From the April 1st N.Y. Post:

STEALING THE SHOW
By DON KAPLAN

NOT all of "X-Files" creator Chris Carter's best ideas go into the twisting plots of his hit TV series. Carter is also putting that famed paranoid imagination to use to keep his scripts safe from snooping eyes and thieving Xerox machines.
     On shows ranging from "The X-Files" to "NYPD Blue," protecting the plotlines of upcoming shows from falling into the wrong hands has become a huge headache - requiring a series of ever-evolving, CIA-like security measures.
     The most sought-after targets these days are pages from the final episode of "Melrose Place" and the new series Carter has created for Fox next season, "Harsh Realm."
     Once a script is leaked, it usually ends up posted somewhere on the Internet - spoiling the suspense for millions and, in some cases, costing the networks untold viewers who figure they no longer have to watch because they already know what's going to happen.
     "We had a security leak earlier this year, where someone had broken into an executive's office at Fox and gotten the advance scripts on "X-Files" and "Millennium" and published the story lines on the Internet" X-Files creator Chris Carter told The Post yesterday. "We live in an era where the Internet serves as a giant publishing vehicle," he says. "So anybody who has access to information, material or a script can immediately get it out there to millions of people. It becomes a big lure to see if you can spoil someone's fun."
     As a result, Carter has resorted to a technique sometimes used by big movie studios, stamping serial numbers on each page of every script so that leaks can be traced back to a specific reader.
     "I've also sent propaganda out to confuse and baffle," Carter said. "Fake information and fake story lines - things that we'd float in order to create conflicting reports and facts so that people wouldn't know what to believe."
     "Harsh Realm", adapted from an obscure, black-and-white comic book of the same name, is about a private eye who searches for a missing teenager in a virtual reality world.
     Only a few copies of the new "Realm" pilot-episode script exist, Carter said.
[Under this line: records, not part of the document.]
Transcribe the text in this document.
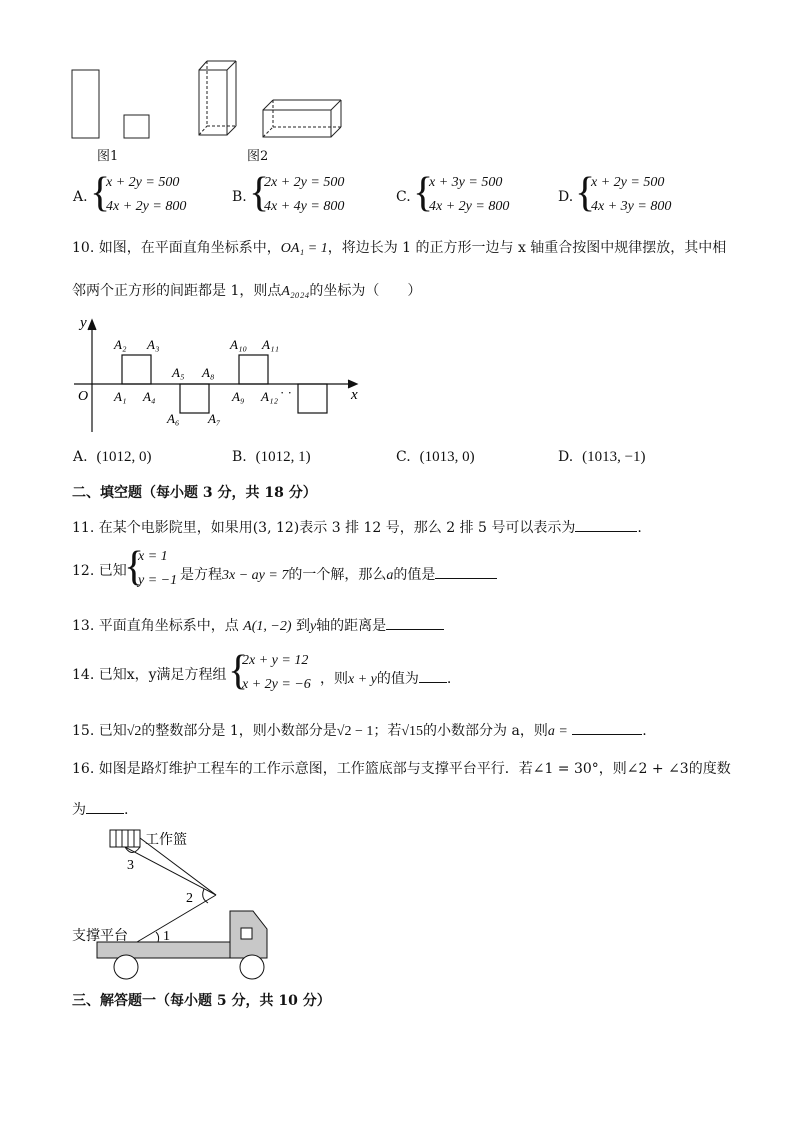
图1	图2
A. {
x + 2y = 500
4x + 2y = 800
B. {
2x + 2y = 500
4x + 4y = 800
C. {
x + 3y = 500
4x + 2y = 800
D. {
x + 2y = 500
4x + 3y = 800
10. 如图，在平面直角坐标系中，OA₁ = 1，将边长为 1 的正方形一边与 x 轴重合按图中规律摆放，其中相
邻两个正方形的间距都是 1，则点A₂₀₂₄的坐标为（　　）
y
x
O A₁
A₂ A₃
A₄
A₅
A₆ A₇
A₈
A₉
A₁₀ A₁₁
A₁₂ · ·
A. (1012, 0)	B. (1012, 1)	C. (1013, 0)	D. (1013, −1)
二、填空题（每小题 3 分，共 18 分）
11. 在某个电影院里，如果用(3, 12)表示 3 排 12 号，那么 2 排 5 号可以表示为	.
12. 已知
{
x = 1
y = −1 是方程3x − ay = 7的一个解，那么a的值是
13. 平面直角坐标系中，点 A(1, −2) 到y轴的距离是
14. 已知x，y满足方程组 {
2x + y = 12
x + 2y = −6 ，则x + y的值为 .
15. 已知√2的整数部分是 1，则小数部分是√2 − 1；若√15的小数部分为 a，则a =	.
16. 如图是路灯维护工程车的工作示意图，工作篮底部与支撑平台平行．若∠1 = 30°，则∠2 + ∠3的度数
为	.
工作篮
支撑平台	1
2
3
三、解答题一（每小题 5 分，共 10 分）
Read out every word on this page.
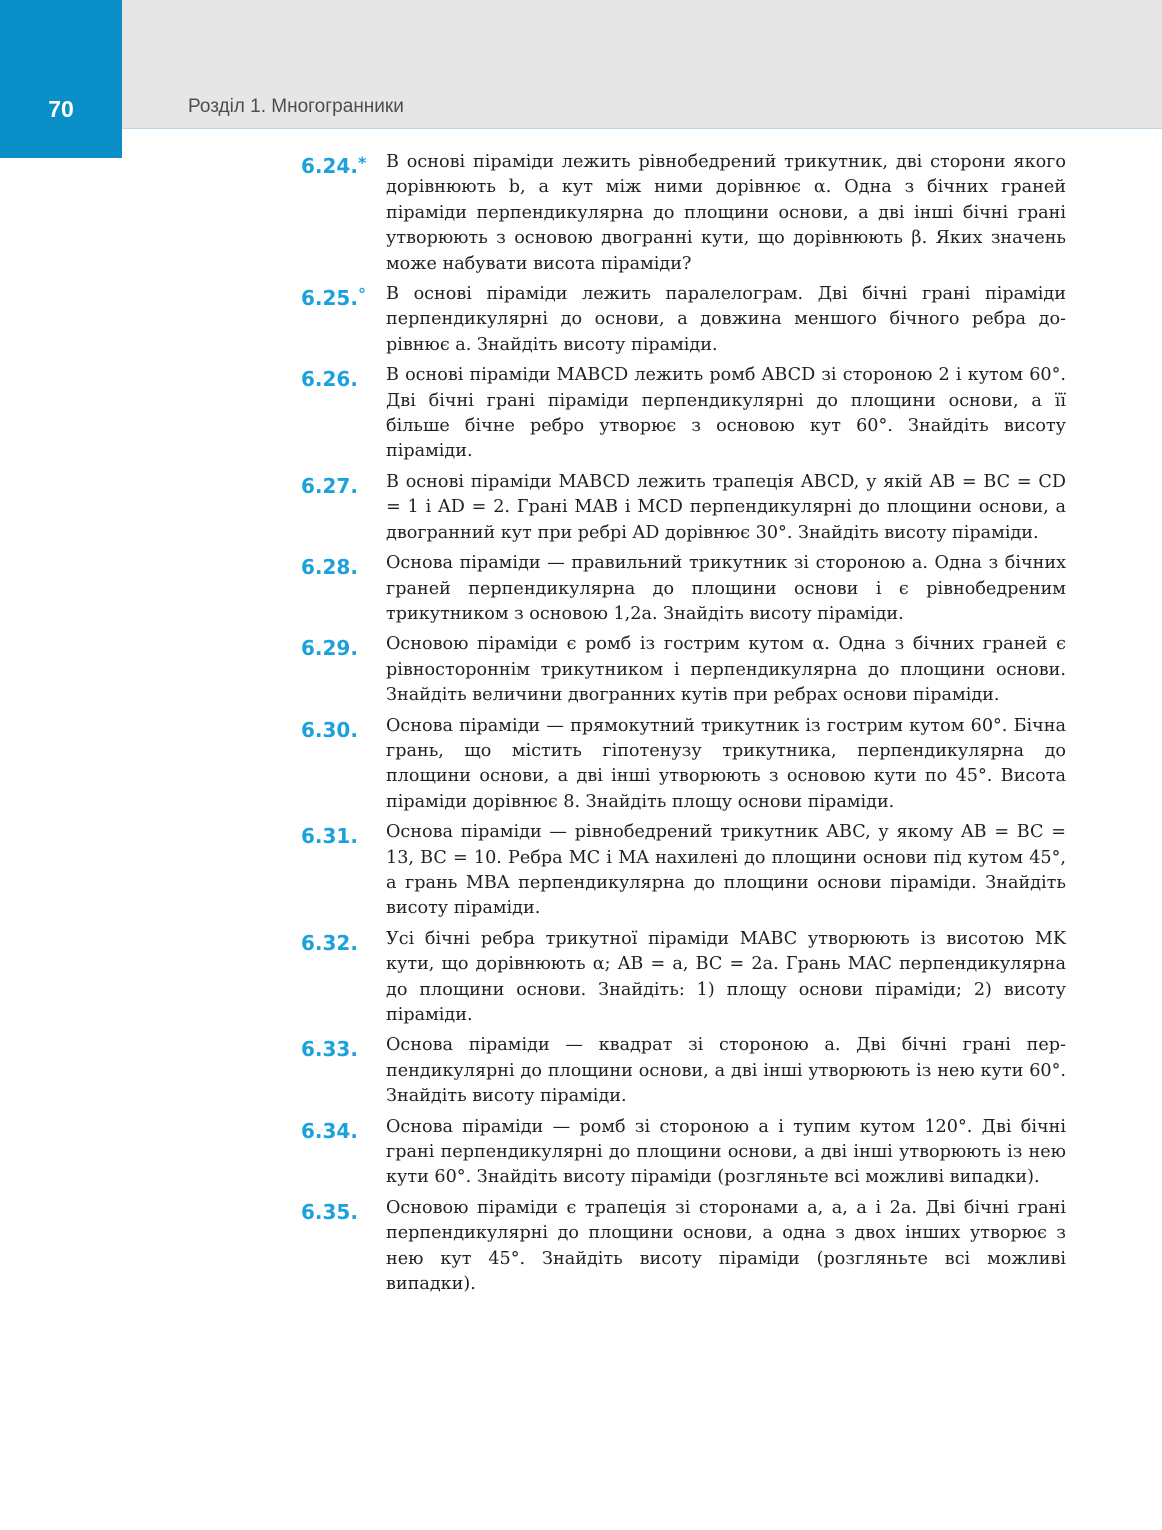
70	Розділ 1. Многогранники
6.24.* В основі піраміди лежить рівнобедрений трикутник, дві сторони якого дорівнюють b, а кут між ними дорівнює α. Одна з бічних граней піраміди перпендикулярна до площини основи, а дві інші бічні грані утворюють з основою двогранні кути, що дорівнюють β. Яких значень може набувати висота піраміди?
6.25.° В основі піраміди лежить паралелограм. Дві бічні грані піраміди перпендикулярні до основи, а довжина меншого бічного ребра дорівнює a. Знайдіть висоту піраміди.
6.26. В основі піраміди MABCD лежить ромб ABCD зі стороною 2 і кутом 60°. Дві бічні грані піраміди перпендикулярні до площини основи, а її більше бічне ребро утворює з основою кут 60°. Знайдіть висоту піраміди.
6.27. В основі піраміди MABCD лежить трапеція ABCD, у якій AB = BC = CD = 1 і AD = 2. Грані MAB і MCD перпендикулярні до площини основи, а двогранний кут при ребрі AD дорівнює 30°. Знайдіть висоту піраміди.
6.28. Основа піраміди — правильний трикутник зі стороною a. Одна з бічних граней перпендикулярна до площини основи і є рівнобедреним трикутником з основою 1,2a. Знайдіть висоту піраміди.
6.29. Основою піраміди є ромб із гострим кутом α. Одна з бічних граней є рівностороннім трикутником і перпендикулярна до площини основи. Знайдіть величини двогранних кутів при ребрах основи піраміди.
6.30. Основа піраміди — прямокутний трикутник із гострим кутом 60°. Бічна грань, що містить гіпотенузу трикутника, перпендикулярна до площини основи, а дві інші утворюють з основою кути по 45°. Висота піраміди дорівнює 8. Знайдіть площу основи піраміди.
6.31. Основа піраміди — рівнобедрений трикутник ABC, у якому AB = BC = 13, BC = 10. Ребра MC і MA нахилені до площини основи під кутом 45°, а грань MBA перпендикулярна до площини основи піраміди. Знайдіть висоту піраміди.
6.32. Усі бічні ребра трикутної піраміди MABC утворюють із висотою MK кути, що дорівнюють α; AB = a, BC = 2a. Грань MAC перпендикулярна до площини основи. Знайдіть: 1) площу основи піраміди; 2) висоту піраміди.
6.33. Основа піраміди — квадрат зі стороною a. Дві бічні грані перпендикулярні до площини основи, а дві інші утворюють із нею кути 60°. Знайдіть висоту піраміди.
6.34. Основа піраміди — ромб зі стороною a і тупим кутом 120°. Дві бічні грані перпендикулярні до площини основи, а дві інші утворюють із нею кути 60°. Знайдіть висоту піраміди (розгляньте всі можливі випадки).
6.35. Основою піраміди є трапеція зі сторонами a, a, a і 2a. Дві бічні грані перпендикулярні до площини основи, а одна з двох інших утворює з нею кут 45°. Знайдіть висоту піраміди (розгляньте всі можливі випадки).
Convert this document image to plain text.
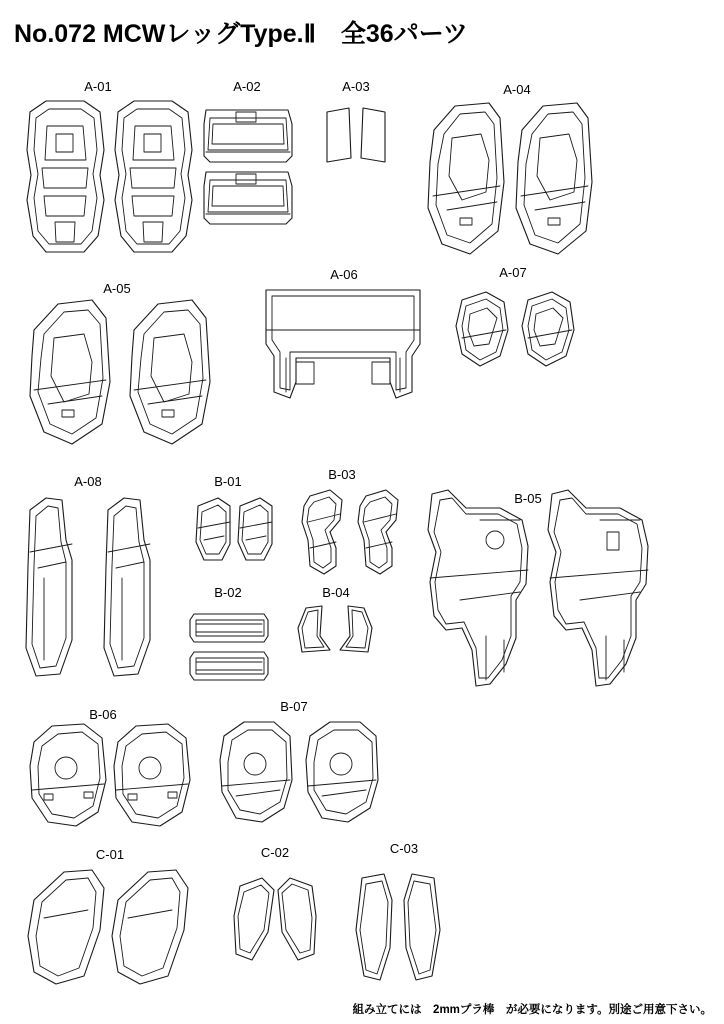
No.072 MCWレッグType.Ⅱ　全36パーツ
A-01	A-02	A-03	A-04
A-05
A-06	A-07
A-08	B-01
B-02
B-03
B-04
B-05
B-06
B-07
C-01	C-02	C-03
組み立てには　2mmプラ棒　が必要になります。別途ご用意下さい。
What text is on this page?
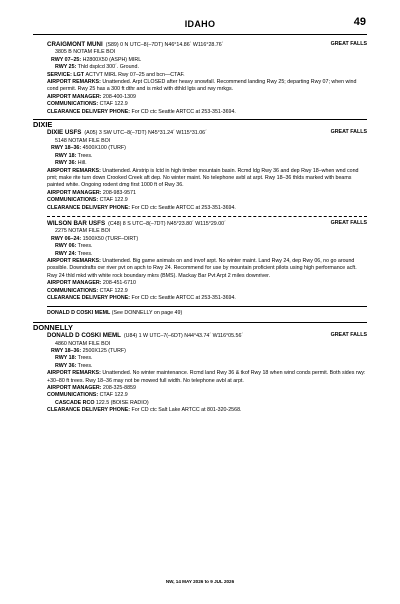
IDAHO	49
GREAT FALLS
CRAIGMONT MUNI (S89) 0 N UTC–8(–7DT) N46°14.86´ W116°28.76´
3805 B NOTAM FILE BOI
RWY 07–25: H2800X50 (ASPH) MIRL
RWY 25: Thld dsplcd 300´. Ground.
SERVICE: LGT ACTVT MIRL Rwy 07–25 and bcn—CTAF.
AIRPORT REMARKS: Unattended. Arpt CLOSED after heavy snowfall. Recommend landing Rwy 25; departing Rwy 07; when wind cond permit. Rwy 25 has a 300 ft dthr and is mkd with dthld lgts and rwy mrkgs.
AIRPORT MANAGER: 208-400-1309
COMMUNICATIONS: CTAF 122.9
CLEARANCE DELIVERY PHONE: For CD ctc Seattle ARTCC at 253-351-3694.
DIXIE
GREAT FALLS
DIXIE USFS (A05) 3 SW UTC–8(–7DT) N45°31.24´ W115°31.06´
5148 NOTAM FILE BOI
RWY 18–36: 4500X100 (TURF)
RWY 18: Trees.
RWY 36: Hill.
AIRPORT REMARKS: Unattended. Airstrip is lctd in high timber mountain basin. Rcmd ldg Rwy 36 and dep Rwy 18–when wnd cond pmt; make rite turn down Crooked Creek aft dep. No winter maint. No telephone avbl at arpt. Rwy 18–36 thlds marked with beams painted white. Ongoing rodent dmg first 1000 ft of Rwy 36.
AIRPORT MANAGER: 208-983-9571
COMMUNICATIONS: CTAF 122.9
CLEARANCE DELIVERY PHONE: For CD ctc Seattle ARTCC at 253-351-3694.
GREAT FALLS
WILSON BAR USFS (C48) 8 S UTC–8(–7DT) N45°23.80´ W115°29.00´
2275 NOTAM FILE BOI
RWY 06–24: 1500X50 (TURF–DIRT)
RWY 06: Trees.
RWY 24: Trees.
AIRPORT REMARKS: Unattended. Big game animals on and invof arpt. No winter maint. Land Rwy 24, dep Rwy 06, no go around possible. Downdrafts ovr river pvt on apch to Rwy 24. Recommend for use by mountain proficient pilots using high performance acft. Rwy 24 thld mkd with white rock boundary mkrs (BMS). Mackay Bar Pvt Arpt 2 miles downriver.
AIRPORT MANAGER: 208-451-6710
COMMUNICATIONS: CTAF 122.9
CLEARANCE DELIVERY PHONE: For CD ctc Seattle ARTCC at 253-351-3694.
DONALD D COSKI MEML (See DONNELLY on page 49)
DONNELLY
GREAT FALLS
DONALD D COSKI MEML (U84) 1 W UTC–7(–6DT) N44°43.74´ W116°05.56´
4860 NOTAM FILE BOI
RWY 18–36: 2500X125 (TURF)
RWY 18: Trees.
RWY 36: Trees.
AIRPORT REMARKS: Unattended. No winter maintenance. Rcmd land Rwy 36 & tkof Rwy 18 when wind conds permit. Both sides rwy: +30–80 ft trees. Rwy 18–36 may not be mowed full width. No telephone avbl at arpt.
AIRPORT MANAGER: 208-325-8859
COMMUNICATIONS: CTAF 122.9
CASCADE RCO 122.5 (BOISE RADIO)
CLEARANCE DELIVERY PHONE: For CD ctc Salt Lake ARTCC at 801-320-2568.
NW, 14 MAY 2026 to 9 JUL 2026
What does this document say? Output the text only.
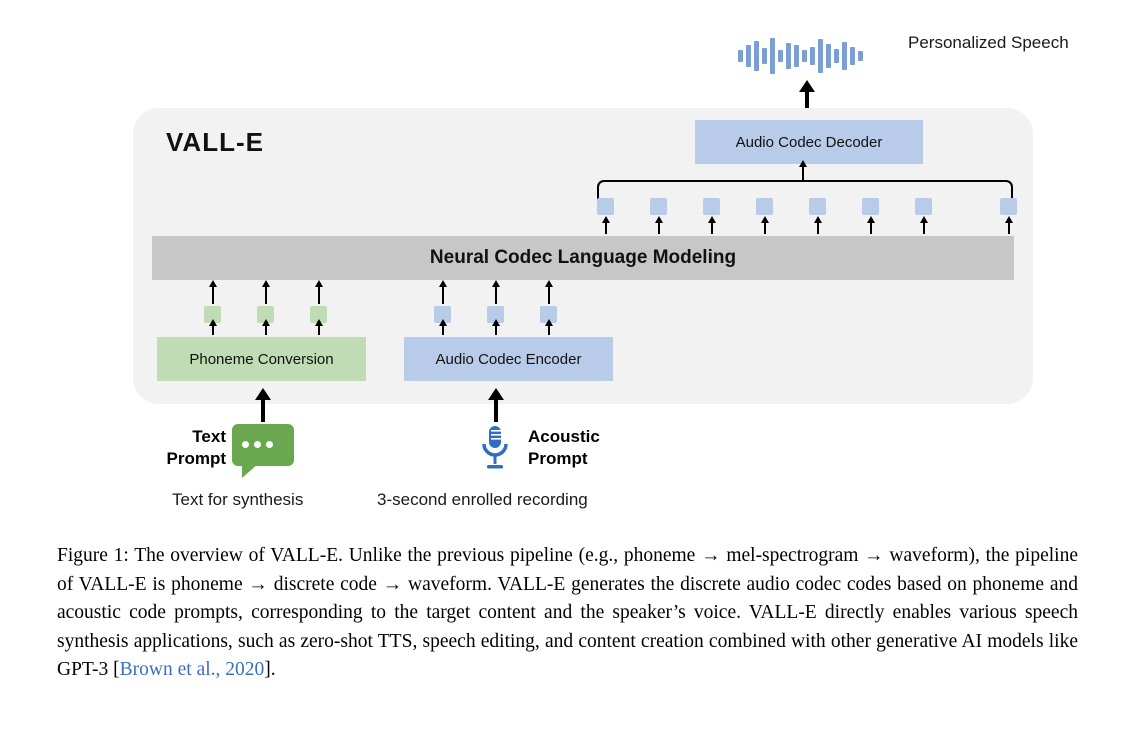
Personalized Speech
VALL-E	Audio Codec Decoder
Neural Codec Language Modeling
Phoneme Conversion	Audio Codec Encoder
Text Prompt
Acoustic Prompt
Text for synthesis	3-second enrolled recording
Figure 1: The overview of VALL-E. Unlike the previous pipeline (e.g., phoneme → mel-spectrogram → waveform), the pipeline of VALL-E is phoneme → discrete code → waveform. VALL-E generates the discrete audio codec codes based on phoneme and acoustic code prompts, corresponding to the target content and the speaker’s voice. VALL-E directly enables various speech synthesis applications, such as zero-shot TTS, speech editing, and content creation combined with other generative AI models like GPT-3 [Brown et al., 2020].
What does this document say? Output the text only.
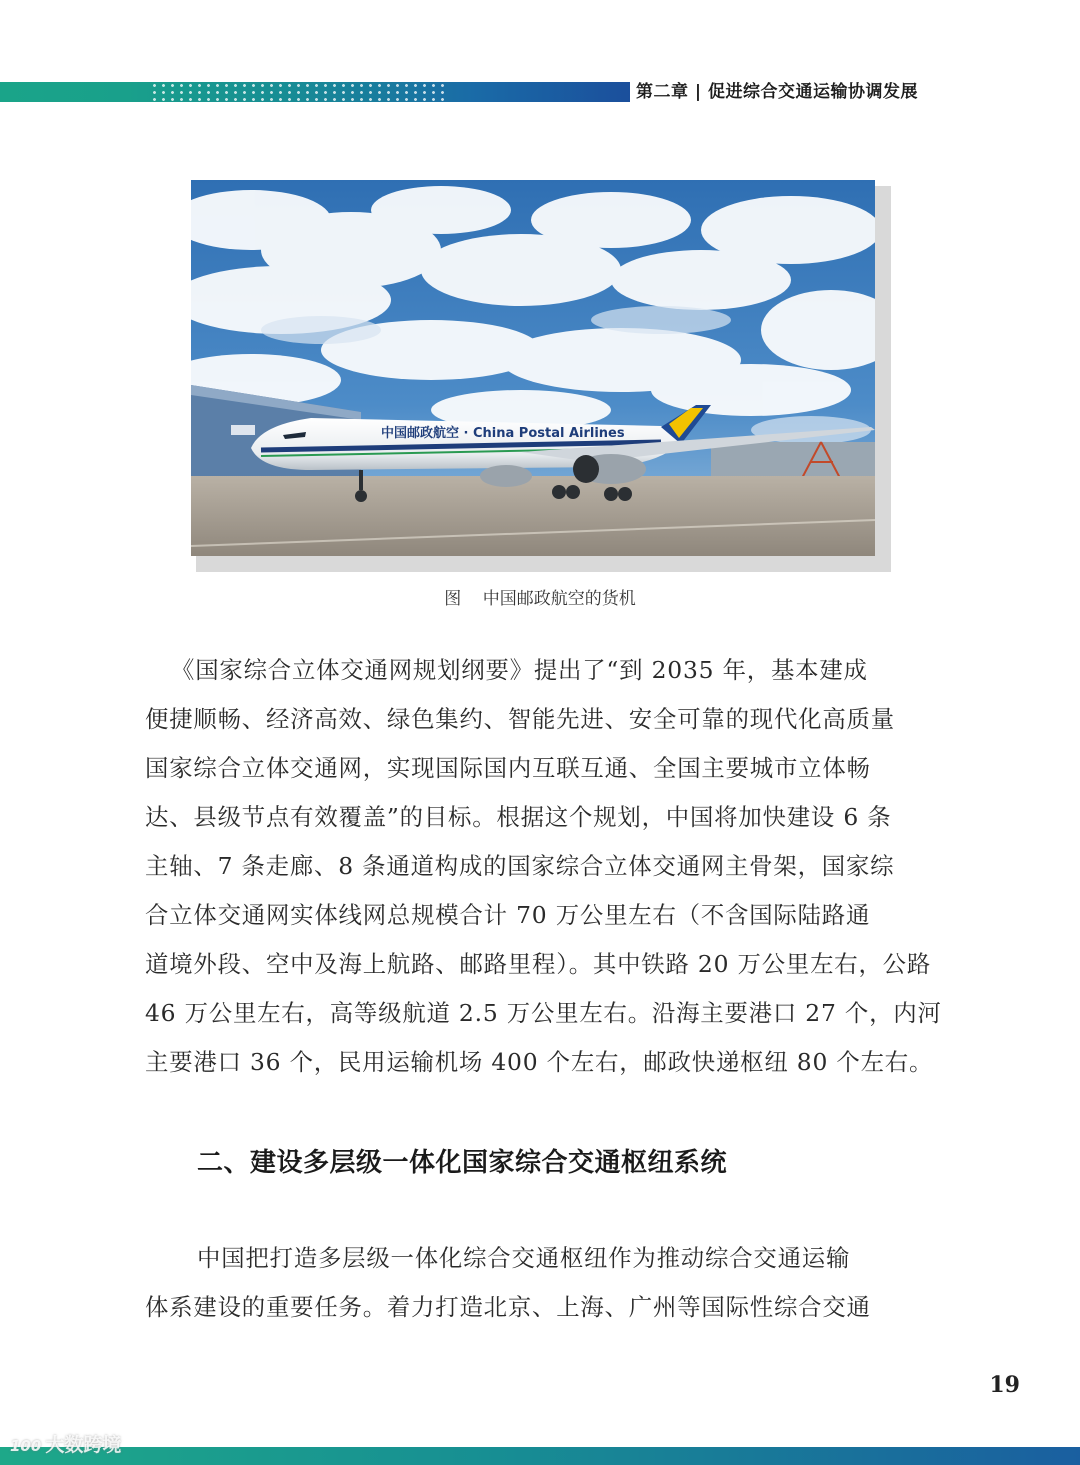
第二章 | 促进综合交通运输协调发展
中国邮政航空 · China Postal Airlines
图    中国邮政航空的货机
《国家综合立体交通网规划纲要》提出了“到 2035 年，基本建成
便捷顺畅、经济高效、绿色集约、智能先进、安全可靠的现代化高质量
国家综合立体交通网，实现国际国内互联互通、全国主要城市立体畅
达、县级节点有效覆盖”的目标。根据这个规划，中国将加快建设 6 条
主轴、7 条走廊、8 条通道构成的国家综合立体交通网主骨架，国家综
合立体交通网实体线网总规模合计 70 万公里左右（不含国际陆路通
道境外段、空中及海上航路、邮路里程）。其中铁路 20 万公里左右，公路
46 万公里左右，高等级航道 2.5 万公里左右。沿海主要港口 27 个，内河
主要港口 36 个，民用运输机场 400 个左右，邮政快递枢纽 80 个左右。
二、建设多层级一体化国家综合交通枢纽系统
中国把打造多层级一体化综合交通枢纽作为推动综合交通运输
体系建设的重要任务。着力打造北京、上海、广州等国际性综合交通
19
100 大数跨境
And those that are circulating right now are printed on special red paper which makes it very difficult to photocopy.
     "It's impossible to keep scripts secret," moans one studio source. "because they're always sent out to agents to get the big-time [stars] to take parts in the shows."
     "I decided not to allow 'Realm' to go out to the agencies," Carter said. "I let agents come in and read it and I would send it to select actors with their name on it asking them to Fedex it back to us."
     When Jimmy Smits character on "NYPD Blue" was dying earlier this season, producer Steven Bochco shot Smits' final scenes on a closed set. "The guest stars only got the pages that they need to see," a spokeswoman for the show said.
     "Melrose Place," which is going off the air at the end of the year, delivered script outlines to top-level execs by hand in envelopes sealed with a wax and stamped.
     Inside were orders to destroy the script after it had been read. "It was like 'Mission Impossible'" a "Melrose" source said.


So does this make you think the spoilers from the tabloids might be stories planted by the producers?